Some new pics of Sasha....I finally shaved off her teddy bear face, gave her poodle feet as well and put her in a Miami :beauty: She looks all grown up now! Also hubby got a new toy, a soft box so we got some pretty nice pics of her  She sorta looks like an :angel: minus the wings and a halo


----------



## Laceypoo (Aug 23, 2011)

Oh, what a precious face. She really does look like an angel. I love her new style!


----------



## Rowan (May 27, 2011)

SHE LOOKS GREAT!!! I've always preferred a "clean" poodle face and Sasha is no exception. It changes her entire expression--and it really brings out her eyes. BEAUTIFUL!  

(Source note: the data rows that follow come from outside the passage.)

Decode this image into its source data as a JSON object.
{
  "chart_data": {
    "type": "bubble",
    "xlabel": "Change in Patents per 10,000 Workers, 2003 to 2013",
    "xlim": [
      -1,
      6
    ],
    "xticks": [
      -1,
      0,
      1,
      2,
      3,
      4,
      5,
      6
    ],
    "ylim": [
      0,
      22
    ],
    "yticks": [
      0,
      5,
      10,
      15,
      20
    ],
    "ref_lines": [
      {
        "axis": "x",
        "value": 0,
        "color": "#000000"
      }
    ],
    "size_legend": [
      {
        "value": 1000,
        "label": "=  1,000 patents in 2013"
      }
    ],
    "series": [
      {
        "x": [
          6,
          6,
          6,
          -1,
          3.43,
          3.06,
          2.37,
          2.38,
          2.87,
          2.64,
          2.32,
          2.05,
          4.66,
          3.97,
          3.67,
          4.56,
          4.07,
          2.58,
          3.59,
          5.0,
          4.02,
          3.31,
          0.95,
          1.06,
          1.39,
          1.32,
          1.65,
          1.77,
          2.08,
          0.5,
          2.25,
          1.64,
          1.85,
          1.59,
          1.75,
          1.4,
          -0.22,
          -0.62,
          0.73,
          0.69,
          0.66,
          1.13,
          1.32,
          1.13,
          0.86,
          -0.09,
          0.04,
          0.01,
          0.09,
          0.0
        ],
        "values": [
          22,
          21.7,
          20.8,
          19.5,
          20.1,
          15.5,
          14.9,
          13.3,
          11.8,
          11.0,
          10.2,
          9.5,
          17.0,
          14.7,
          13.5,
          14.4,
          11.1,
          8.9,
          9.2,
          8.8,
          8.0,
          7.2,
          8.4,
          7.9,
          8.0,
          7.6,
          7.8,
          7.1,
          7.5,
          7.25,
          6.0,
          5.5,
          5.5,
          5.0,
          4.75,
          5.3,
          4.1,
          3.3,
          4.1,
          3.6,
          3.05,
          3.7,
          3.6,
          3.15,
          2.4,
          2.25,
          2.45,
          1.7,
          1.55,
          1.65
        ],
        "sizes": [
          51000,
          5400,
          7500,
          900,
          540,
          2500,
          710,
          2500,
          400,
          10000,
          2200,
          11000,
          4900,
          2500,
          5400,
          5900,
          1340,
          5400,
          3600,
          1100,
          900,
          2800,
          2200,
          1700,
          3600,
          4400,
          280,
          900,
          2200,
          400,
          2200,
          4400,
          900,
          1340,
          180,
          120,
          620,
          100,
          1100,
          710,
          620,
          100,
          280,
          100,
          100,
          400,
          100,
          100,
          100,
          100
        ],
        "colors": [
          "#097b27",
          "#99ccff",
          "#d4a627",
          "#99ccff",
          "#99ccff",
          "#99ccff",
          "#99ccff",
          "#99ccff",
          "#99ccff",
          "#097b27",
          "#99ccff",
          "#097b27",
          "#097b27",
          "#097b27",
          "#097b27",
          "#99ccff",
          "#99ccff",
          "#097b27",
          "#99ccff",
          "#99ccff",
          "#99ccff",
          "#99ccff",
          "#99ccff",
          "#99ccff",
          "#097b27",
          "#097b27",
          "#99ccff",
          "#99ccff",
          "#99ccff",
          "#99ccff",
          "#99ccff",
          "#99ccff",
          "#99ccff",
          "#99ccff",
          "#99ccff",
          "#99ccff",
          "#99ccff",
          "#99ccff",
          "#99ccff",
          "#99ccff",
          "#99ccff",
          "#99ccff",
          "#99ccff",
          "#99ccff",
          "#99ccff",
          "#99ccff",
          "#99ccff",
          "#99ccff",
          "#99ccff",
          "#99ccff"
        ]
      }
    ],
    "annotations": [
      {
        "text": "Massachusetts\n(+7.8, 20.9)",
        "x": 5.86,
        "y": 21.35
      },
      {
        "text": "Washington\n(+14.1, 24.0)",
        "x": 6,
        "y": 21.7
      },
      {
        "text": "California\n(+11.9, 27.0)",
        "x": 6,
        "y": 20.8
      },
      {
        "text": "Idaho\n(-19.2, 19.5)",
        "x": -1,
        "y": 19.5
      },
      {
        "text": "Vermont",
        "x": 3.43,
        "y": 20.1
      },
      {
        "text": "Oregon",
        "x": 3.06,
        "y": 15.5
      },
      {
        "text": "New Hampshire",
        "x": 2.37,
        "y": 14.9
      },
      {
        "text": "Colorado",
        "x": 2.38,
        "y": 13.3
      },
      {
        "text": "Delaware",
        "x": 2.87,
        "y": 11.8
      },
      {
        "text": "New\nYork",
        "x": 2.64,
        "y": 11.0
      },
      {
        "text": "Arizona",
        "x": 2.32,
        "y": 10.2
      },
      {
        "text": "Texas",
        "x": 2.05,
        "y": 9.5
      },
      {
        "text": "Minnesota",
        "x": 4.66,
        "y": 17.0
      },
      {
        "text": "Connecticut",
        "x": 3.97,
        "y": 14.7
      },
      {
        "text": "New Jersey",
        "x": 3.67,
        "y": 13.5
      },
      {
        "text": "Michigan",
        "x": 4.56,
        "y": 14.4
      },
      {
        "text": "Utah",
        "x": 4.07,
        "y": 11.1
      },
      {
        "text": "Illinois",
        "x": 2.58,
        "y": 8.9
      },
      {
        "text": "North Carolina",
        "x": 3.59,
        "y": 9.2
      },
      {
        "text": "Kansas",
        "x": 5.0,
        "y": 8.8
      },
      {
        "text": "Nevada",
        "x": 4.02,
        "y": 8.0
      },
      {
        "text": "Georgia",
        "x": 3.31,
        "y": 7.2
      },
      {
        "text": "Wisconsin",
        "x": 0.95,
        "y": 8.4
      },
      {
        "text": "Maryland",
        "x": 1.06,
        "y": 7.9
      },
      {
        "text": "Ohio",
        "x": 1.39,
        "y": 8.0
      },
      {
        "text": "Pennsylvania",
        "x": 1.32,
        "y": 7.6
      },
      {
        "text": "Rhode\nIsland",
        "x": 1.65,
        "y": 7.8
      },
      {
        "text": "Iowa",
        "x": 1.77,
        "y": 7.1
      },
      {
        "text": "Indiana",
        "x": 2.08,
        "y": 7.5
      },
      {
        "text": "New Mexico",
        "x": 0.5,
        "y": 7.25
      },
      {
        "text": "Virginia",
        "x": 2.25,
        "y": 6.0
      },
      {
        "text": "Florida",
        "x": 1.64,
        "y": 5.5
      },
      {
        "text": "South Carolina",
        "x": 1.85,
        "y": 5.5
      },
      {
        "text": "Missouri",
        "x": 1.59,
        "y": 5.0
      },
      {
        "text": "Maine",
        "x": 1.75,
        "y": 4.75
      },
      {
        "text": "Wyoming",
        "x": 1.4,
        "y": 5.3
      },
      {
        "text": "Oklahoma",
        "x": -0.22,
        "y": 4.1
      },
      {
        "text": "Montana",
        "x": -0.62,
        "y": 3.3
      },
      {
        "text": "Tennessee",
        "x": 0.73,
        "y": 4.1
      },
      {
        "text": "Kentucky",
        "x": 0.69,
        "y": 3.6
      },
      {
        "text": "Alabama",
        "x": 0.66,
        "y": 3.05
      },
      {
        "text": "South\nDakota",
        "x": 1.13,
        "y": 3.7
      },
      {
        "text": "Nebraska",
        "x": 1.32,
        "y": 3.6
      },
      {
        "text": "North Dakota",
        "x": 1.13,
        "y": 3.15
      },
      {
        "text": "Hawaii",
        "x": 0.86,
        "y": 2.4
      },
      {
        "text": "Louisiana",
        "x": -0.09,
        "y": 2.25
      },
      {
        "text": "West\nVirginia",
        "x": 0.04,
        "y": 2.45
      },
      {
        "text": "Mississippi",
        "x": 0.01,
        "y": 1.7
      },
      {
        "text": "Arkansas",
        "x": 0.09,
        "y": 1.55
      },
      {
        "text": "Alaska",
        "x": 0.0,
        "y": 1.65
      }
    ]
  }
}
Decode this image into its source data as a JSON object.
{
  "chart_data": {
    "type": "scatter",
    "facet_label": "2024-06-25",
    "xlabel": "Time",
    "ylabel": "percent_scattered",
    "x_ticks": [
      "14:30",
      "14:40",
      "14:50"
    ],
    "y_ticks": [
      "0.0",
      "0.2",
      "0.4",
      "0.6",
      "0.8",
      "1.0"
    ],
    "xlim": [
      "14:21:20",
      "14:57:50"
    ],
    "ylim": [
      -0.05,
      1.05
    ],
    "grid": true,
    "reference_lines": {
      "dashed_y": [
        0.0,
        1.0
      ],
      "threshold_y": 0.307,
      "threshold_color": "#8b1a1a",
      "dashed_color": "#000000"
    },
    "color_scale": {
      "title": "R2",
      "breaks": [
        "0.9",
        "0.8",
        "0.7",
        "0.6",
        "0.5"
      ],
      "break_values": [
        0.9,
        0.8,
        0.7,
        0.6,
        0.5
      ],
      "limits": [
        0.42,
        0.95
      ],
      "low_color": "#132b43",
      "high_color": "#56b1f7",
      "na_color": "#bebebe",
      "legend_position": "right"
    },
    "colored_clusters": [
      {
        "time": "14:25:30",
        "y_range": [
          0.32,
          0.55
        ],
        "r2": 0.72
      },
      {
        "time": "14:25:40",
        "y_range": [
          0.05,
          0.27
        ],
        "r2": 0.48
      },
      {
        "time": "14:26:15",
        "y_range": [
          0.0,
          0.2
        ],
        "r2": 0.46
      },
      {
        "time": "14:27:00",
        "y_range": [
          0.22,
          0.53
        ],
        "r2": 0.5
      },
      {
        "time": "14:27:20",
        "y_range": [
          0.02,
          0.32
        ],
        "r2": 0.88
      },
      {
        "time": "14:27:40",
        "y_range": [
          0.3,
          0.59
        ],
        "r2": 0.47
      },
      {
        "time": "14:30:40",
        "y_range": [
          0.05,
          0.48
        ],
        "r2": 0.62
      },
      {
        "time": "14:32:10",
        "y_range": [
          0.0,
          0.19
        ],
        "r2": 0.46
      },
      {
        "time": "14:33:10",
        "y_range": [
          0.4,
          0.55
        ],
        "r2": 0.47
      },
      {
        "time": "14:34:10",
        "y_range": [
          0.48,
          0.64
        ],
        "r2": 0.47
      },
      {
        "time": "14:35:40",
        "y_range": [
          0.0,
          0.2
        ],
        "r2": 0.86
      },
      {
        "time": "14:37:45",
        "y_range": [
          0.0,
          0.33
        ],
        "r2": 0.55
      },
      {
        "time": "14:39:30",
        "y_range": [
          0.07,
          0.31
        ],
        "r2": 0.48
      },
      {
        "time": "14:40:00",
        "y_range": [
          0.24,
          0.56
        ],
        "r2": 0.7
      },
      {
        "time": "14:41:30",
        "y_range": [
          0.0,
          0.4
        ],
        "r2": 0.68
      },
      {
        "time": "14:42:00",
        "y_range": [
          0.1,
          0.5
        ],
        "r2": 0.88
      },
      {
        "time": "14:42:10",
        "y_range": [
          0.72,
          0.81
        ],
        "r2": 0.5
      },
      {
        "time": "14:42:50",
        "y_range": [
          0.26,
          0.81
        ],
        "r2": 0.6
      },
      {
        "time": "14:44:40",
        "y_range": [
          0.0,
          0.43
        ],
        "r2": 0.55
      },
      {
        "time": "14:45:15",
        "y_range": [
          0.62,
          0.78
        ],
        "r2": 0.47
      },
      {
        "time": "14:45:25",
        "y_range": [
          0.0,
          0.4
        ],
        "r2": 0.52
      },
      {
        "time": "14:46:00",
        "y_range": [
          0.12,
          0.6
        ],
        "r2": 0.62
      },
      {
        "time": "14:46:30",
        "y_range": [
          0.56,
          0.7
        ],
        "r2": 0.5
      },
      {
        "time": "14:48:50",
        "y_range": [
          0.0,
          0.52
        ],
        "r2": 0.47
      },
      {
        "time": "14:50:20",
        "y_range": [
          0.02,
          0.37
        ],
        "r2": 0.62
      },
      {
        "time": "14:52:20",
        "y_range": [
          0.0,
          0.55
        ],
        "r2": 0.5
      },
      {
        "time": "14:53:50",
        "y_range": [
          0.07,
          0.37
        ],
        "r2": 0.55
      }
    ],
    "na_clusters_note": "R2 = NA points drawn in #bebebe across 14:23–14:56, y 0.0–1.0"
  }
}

(You--or is it your hubby?--take such _fabulous _pictures.)


----------



## Jack-A-Poo (Aug 21, 2011)

Yeah it's amazing how different they can look with or without shaved muzzle! And hubby's the one with the photography talent, I just know how to use a normal digital auto where it does all the work for me :lol:


----------



## MamaTiff (Sep 23, 2011)

Awwwww! I think the last one is my fav. She's got such a pretty face on her!


----------



## spoospirit (Mar 10, 2009)

_She's darling! She does have a very pretty face! That was very sweet of you to give hubby a soft box. He uses it well._


----------



## Chagall's mom (Jan 9, 2010)

*Jack-A-Poo*: I would keep that precious face shaved, and a firm grip on that ace photographer husband of yours as well. :camera: A new haircut can do wonders for a gal, Sasha's sure proof of that. She looks dainty and pretty and angelic as can be! (She may hide her "halo" from time to time, but with a face like hers, she can still make any heart take flight!):angel2:


----------



## tokipoke (Sep 3, 2011)

Wow! What a difference! She looks so cute! I admire you for taking the plunge and shaving her face! We always say "it's just hair" but we tend to get very attached to it!


----------



## Fluffyspoos (Aug 11, 2009)

I love her <3


----------



## LEUllman (Feb 1, 2010)

Before, she was an amazing example of artistic grooming. Now she's an amazing example of a beautiful poodle! Bravo.


----------



## Jack-A-Poo (Aug 21, 2011)

Yes it was very hard to get the clipper to do the first cut! I just kept telling myself just do it and it'll grow back if I don't like it :lol: It took awhile to get used to it but it has grown on us and now I love the shaved face look. Makes her look more girlish and ladylike 

Hubby took a little longer to get used to it.....he called her Big Bird from Sesame Street coz all of a sudden she had long visible muzzle and with the topknot he said she looks like Big Bird :frusty: But he's over that now :lol:


----------



## vickylou (Jul 26, 2009)

Omg I love it, she looks stunning, gotta love a clean face


----------